Besluit buitengewoon opsporingsambtenaar politie Hollands Midden 2000

28 juni 2000

Nr. 5032368/DBZ/00

De Minister van Justitie,

Handelende in overeenstemming met de ministers van Verkeer en Waterstaat, van Volkshuisvesting, Ruimtelijke Ordening en Milieu, en van Landbouw, Natuurbeheer en Visserij;

Gelezen het verzoek van de korpschef van de politieregio Hollands Midden van 15 januari 2000;

Overwegende dat het voor een goede uitoefening van de taken waarmee de betrokken ambtenaren, als bedoeld in artikel 3, eerste lid, onder b, van de Politiewet 1993, binnen de politieregio Hollands Midden zijn belast, noodzakelijk is dat zij over opsporingsbevoegdheid beschikken;

Gelet op artikel 17, eerste lid, aanhef en onder ten tweede, van de Wet op de economische delicten, artikel 142 van het Wetboek van Strafvordering, artikel 8, zevende lid van de Politiewet 1993, en op het Besluit buitengewoon opsporingsambtenaar;

Besluit:

Artikel 1

In dit besluit wordt verstaan onder de buitengewoon opsporingsambtenaar: de buitengewoon opsporingsambtenaar als bedoeld in artikel 2.

Artikel 2

De ambtenaren van politie, als bedoeld in artikel 3, eerste lid, onder b, van de Politiewet 1993, die zijn aangesteld bij het regiopolitiekorps Hollands Midden als:

- medewerker centrale opvang;

- medewerker centrale verwerking bekeuringen;

- technisch rechercheur;

- medewerker technische ondersteuning recherche-onderzoeken (TORO-medewerker);

- medewerker herkenningsdienst (HKD-medewerker);

zijn aangewezen als buitengewoon opsporingsambtenaar.

Artikel 3

1. De buitengewoon opsporingsambtenaar is bevoegd tot het opsporen van:

a. De strafbare feiten, die voor de onderscheiden functiegroepen zijn vermeld in de als bijlage I bij dit besluit gevoegde functielijst, indien en voor zover hij de desbetreffende functie uitoefent;

b. andere wetten, indien en voor zover hij daarmee in een concreet opsporingsonderzoek door een officier van justitie wordt belast voor de duur van dat onderzoek;

c. de verordeningen van de gemeenten Alkemade, Alphen aan den Rijn, Bergambacht, Bodegraven, Boskoop, Gouda, Hillegom, Jacobswoude, Katwijk, Leiden, Leiderdorp, Liemeer, Lisse, Moordrecht, Nederlek, Nieuwerkerk aan den IJssel, Nieuwkoop, Noordwijk, Noordwijkerhout, Oegstgeest, Ouderkerk, Reeuwijk, Rijnsburg, Rijnwoude, Sassenheim, Schoonhoven, Ter Aar, Valkenburg, Vlist, Voorhout, Voorschoten, Waddinxveen, Warmond, Zevenhuizen-Moerkapelle en Zoeterwoude, voor zover hij daarvoor is aangewezen;

d. de verordeningen van de provincie Zuid-Holland, voor zover hij daarvoor is aangewezen.

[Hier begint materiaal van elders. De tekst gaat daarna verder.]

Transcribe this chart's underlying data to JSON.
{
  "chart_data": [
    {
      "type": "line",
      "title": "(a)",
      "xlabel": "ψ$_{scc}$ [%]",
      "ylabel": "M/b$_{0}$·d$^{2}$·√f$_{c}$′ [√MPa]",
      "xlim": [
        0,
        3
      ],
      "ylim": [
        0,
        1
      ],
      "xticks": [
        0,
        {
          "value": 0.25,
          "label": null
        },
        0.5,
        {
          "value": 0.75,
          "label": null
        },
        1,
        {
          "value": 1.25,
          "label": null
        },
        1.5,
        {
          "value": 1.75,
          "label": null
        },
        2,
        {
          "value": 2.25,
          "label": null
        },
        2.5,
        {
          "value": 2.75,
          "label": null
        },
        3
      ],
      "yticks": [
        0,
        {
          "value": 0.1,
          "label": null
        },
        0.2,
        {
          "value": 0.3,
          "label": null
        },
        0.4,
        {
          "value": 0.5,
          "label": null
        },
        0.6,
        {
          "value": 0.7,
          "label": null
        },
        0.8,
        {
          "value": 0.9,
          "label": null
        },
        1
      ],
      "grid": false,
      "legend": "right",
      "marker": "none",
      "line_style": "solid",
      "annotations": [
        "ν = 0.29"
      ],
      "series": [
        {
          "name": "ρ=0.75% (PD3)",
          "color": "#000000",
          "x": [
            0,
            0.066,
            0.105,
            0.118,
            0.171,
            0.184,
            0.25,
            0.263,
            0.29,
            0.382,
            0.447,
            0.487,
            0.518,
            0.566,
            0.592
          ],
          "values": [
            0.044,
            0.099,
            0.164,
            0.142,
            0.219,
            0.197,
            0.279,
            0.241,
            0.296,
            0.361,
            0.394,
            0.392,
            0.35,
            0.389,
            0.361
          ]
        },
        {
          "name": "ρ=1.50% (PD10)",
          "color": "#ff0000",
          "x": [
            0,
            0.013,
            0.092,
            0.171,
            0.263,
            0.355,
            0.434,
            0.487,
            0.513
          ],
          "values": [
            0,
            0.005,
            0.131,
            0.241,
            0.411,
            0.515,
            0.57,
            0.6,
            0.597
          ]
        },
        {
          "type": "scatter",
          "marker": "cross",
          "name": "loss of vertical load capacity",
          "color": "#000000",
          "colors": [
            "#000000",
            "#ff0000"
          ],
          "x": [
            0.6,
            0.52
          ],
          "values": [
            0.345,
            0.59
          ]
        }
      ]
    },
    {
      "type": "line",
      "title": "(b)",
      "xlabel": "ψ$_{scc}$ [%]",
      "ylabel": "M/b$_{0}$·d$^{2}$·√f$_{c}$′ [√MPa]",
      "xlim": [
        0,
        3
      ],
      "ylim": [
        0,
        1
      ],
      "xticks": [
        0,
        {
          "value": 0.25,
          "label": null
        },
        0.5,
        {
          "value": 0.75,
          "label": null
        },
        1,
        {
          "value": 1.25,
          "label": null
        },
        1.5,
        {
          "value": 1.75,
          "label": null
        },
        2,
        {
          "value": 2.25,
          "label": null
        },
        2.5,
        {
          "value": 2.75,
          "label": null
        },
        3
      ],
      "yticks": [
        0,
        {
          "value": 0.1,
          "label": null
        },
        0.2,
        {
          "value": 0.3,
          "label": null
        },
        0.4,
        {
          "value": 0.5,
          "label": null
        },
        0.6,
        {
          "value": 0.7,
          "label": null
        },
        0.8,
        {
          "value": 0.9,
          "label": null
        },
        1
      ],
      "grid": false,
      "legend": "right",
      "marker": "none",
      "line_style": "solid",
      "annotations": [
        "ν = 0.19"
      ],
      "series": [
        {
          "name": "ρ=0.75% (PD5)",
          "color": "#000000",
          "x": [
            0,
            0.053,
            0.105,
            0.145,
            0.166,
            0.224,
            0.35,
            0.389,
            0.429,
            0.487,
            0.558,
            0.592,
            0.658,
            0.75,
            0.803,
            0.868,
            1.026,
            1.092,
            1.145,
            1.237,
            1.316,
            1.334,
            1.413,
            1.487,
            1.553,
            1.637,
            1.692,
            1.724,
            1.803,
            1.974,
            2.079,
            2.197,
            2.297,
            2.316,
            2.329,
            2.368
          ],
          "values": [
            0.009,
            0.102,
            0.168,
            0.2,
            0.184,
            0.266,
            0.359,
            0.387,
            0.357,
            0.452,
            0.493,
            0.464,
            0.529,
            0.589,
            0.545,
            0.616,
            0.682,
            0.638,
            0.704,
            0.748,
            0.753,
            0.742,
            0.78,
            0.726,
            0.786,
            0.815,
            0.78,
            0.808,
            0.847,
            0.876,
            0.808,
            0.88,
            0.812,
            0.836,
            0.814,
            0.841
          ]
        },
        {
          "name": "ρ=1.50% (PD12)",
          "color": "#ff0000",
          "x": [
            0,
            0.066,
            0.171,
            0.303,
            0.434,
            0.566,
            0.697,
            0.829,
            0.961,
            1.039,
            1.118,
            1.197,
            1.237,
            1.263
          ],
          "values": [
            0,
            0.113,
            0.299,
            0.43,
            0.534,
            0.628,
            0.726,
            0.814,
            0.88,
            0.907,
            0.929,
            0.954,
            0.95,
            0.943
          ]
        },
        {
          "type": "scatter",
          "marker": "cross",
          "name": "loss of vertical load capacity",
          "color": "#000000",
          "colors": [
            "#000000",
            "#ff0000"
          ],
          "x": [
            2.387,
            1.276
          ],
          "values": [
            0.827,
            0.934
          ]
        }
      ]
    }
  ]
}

2. De hoofdofficier van justitie te Den Haag stemt in met de aanstelling van de buitengewoon opsporingsambtenaar in een andere functie. De aanstelling vindt niet eerder plaats dan nadat de korpschef van de politieregio Hollands Midden hierover door mij schriftelijk is geïnformeerd.

3. De opsporingsbevoegdheid geldt voor het grondgebied van de politieregio Hollands Midden.

Artikel 4

1. De korpschef van het regiopolitiekorps Hollands Midden is bevoegd tot de beëdiging van de buitengewoon opsporingsambtenaar.

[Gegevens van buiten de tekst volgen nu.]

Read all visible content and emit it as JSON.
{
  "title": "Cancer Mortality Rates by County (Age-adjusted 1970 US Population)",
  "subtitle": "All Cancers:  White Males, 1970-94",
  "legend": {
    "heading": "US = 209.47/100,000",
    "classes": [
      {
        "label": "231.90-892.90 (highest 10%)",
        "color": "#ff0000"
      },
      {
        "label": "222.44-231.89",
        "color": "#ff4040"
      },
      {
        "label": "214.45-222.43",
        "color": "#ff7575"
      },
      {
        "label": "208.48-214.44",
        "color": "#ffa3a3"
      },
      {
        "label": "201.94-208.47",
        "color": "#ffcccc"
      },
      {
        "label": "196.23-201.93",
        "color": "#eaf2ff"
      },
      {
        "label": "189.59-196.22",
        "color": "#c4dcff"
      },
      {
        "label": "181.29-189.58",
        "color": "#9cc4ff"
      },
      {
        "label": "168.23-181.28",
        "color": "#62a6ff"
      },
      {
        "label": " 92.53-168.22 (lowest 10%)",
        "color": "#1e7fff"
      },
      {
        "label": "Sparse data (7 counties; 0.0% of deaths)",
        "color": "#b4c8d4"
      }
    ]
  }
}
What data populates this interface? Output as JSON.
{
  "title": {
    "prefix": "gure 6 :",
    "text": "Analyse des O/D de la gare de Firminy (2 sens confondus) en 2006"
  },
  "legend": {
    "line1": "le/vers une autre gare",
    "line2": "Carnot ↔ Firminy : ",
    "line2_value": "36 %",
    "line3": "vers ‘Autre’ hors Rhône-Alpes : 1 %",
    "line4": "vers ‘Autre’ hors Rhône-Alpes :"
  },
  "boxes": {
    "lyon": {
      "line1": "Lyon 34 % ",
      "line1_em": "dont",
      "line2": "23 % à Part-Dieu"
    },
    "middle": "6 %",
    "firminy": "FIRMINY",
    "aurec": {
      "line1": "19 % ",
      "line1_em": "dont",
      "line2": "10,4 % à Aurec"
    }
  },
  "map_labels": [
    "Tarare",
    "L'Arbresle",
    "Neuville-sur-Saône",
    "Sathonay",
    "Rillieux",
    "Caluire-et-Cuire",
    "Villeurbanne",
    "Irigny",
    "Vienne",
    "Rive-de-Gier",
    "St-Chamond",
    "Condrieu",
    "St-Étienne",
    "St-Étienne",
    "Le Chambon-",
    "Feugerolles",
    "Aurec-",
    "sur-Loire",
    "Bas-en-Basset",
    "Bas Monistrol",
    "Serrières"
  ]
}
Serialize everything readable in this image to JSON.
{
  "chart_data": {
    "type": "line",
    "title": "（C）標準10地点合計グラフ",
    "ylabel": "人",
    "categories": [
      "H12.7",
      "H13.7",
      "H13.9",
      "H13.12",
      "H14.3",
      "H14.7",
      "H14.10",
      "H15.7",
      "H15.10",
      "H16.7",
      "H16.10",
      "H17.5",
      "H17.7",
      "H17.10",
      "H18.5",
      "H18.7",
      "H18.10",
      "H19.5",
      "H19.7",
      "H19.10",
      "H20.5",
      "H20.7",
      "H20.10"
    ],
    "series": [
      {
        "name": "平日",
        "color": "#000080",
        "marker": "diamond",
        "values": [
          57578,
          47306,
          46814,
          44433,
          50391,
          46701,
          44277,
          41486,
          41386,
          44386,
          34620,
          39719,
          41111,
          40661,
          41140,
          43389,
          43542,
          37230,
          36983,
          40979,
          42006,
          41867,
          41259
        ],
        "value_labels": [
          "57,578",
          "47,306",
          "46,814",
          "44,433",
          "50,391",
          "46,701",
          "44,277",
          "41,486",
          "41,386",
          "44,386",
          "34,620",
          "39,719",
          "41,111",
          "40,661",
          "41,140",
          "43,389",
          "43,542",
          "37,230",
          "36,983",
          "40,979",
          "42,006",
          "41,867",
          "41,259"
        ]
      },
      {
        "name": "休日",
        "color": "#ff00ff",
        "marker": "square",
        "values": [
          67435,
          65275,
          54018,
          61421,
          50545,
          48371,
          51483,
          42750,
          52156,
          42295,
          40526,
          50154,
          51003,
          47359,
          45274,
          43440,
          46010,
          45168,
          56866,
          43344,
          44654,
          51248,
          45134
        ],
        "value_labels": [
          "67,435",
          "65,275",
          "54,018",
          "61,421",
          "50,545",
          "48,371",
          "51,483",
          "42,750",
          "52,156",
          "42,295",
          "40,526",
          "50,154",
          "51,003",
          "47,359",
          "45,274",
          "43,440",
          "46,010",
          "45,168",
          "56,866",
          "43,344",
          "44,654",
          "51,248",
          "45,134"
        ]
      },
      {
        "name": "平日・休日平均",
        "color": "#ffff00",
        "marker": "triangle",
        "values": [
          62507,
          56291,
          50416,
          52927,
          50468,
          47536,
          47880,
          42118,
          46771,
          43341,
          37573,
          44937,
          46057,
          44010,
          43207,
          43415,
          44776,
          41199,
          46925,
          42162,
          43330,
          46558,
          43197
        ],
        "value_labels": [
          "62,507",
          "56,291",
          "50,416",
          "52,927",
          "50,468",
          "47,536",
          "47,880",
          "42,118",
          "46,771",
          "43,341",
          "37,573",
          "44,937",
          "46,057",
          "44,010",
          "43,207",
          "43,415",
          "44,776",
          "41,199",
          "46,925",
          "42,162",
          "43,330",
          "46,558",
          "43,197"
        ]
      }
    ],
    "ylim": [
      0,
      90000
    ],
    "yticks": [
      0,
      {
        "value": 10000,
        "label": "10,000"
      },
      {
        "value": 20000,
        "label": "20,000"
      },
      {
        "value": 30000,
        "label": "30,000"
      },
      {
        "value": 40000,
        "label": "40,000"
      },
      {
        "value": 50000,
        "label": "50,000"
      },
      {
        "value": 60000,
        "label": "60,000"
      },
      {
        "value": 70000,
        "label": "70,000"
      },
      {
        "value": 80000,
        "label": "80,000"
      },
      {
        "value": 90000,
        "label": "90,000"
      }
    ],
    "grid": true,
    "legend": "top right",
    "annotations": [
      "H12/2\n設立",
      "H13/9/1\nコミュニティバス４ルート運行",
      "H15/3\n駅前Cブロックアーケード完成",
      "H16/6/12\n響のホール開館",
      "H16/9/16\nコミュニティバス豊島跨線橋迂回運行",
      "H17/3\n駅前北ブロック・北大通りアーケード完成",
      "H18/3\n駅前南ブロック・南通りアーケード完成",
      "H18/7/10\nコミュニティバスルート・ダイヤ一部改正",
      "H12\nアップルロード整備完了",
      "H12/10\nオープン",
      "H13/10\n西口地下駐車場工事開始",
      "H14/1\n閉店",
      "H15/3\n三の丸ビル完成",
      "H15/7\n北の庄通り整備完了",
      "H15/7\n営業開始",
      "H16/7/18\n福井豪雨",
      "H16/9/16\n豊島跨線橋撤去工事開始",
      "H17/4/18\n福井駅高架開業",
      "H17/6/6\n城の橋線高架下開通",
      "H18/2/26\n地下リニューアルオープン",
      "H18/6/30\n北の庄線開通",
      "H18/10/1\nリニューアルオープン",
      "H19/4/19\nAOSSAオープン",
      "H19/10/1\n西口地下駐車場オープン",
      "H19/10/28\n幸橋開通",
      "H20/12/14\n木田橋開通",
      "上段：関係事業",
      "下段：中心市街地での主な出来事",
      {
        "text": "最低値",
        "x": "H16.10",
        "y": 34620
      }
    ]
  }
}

2. Op grond van dit besluit kunnen maximaal 150 medewerkers als buitengewoon opsporingsambtenaar worden beëdigd.

Artikel 5

1. De buitengewoon opsporingsambtenaar is bevoegd bij de opsporing van de in artikel 3, eerste lid, genoemde strafbare feiten gebruik te maken van de bevoegdheden, als bedoeld in artikel 8, eerste en derde lid, van de Politiewet 1993.

Hij gedraagt zich overeenkomstig het bepaalde in hoofdstuk 7 van de Ambtsinstructie voor de politie, de Koninklijke Marechaussee en de buitengewoon opsporingsambtenaar.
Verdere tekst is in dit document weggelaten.